In the world of cryptocurrency, meme tokens have been known for their extremely thin liquidity, which allows for rapid pumps in value. However, Jupiter DEX is looking to change that narrative by encouraging the holding of solid projects and focusing on liquidity metrics. The Jupiter DEX aggregator may soon introduce a metric to identify meme tokens with low liquidity depth, which can be easily manipulated for quick pumps. This poses a risk for buyers who may be swayed into buying at a higher price, only for the token to crash shortly after.
@weremeow, the founder of Jupiter, is planning to add a liquidity depth metric as a warning to potential buyers of meme tokens. Most meme tokens struggle to absorb selling pressure, leading to immediate price crashes even with small orders. JUP tokens were launched in a decentralized pool with enough liquidity to support big exits without crashing. Meme token tools currently lack a direct metric to measure the potential to absorb selling, which poses a challenge for investors.
There is a noticeable disparity between liquidity and trading volumes in the decentralized exchange (DEX) space, with some tokens having low liquidity supporting high trading volumes. This makes these tokens risky due to inflated bot traffic. Jupiter DEX has seen a surge in low-cost, high-risk token trading, with memes and low-cap tokens surpassing native SOL trading volumes.

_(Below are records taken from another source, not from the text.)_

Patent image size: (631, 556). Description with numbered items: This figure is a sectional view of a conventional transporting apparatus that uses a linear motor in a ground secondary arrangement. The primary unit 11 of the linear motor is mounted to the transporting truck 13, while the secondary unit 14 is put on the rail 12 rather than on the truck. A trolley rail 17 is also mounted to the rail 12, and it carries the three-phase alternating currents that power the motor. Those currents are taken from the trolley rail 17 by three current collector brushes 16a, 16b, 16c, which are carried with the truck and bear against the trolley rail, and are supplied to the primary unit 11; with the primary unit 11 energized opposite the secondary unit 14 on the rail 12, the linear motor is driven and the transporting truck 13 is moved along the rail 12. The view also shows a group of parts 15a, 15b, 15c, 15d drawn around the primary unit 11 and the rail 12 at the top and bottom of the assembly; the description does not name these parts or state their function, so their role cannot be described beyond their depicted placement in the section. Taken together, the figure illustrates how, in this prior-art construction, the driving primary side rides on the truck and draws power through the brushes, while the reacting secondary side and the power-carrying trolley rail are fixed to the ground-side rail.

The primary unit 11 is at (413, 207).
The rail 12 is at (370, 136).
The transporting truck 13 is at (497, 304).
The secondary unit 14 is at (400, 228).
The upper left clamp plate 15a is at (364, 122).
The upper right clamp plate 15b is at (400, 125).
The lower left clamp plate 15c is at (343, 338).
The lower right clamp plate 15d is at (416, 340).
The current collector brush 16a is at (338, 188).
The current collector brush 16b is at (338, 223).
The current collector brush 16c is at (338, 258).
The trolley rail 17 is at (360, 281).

Jupiter is attracting traffic from various Solana DEXs, particularly Raydium and Orca, aiming to provide easy-to-use tools for investors.
Some high-quality tokens graduate to a deeper liquidity pool after surviving for a certain period, but even then, there can be a disparity between available liquidity and daily turnover. The idea for a new liquidity metric comes from the need to improve the robustness of decentralized trading pairs. Platforms like Aerodrome and Uniswap have introduced tools for targeted liquidity and engineered liquidity conditions to enhance trading experiences.
In terms of token distribution, Jupiter may introduce additional JUP airdrops, potentially using unclaimed tokens from previous drops to fund initiatives like Active Staking Rewards (ASR). JUP tokens can be staked to earn rewards and used for voting on proposals within the ecosystem. Jupiter DEX has generated significant fees for routing and pricing on Solana DEX, making it a valuable tool for traders. The project is also looking to reduce the token supply by 30% to increase the value for holders and maintain market stability.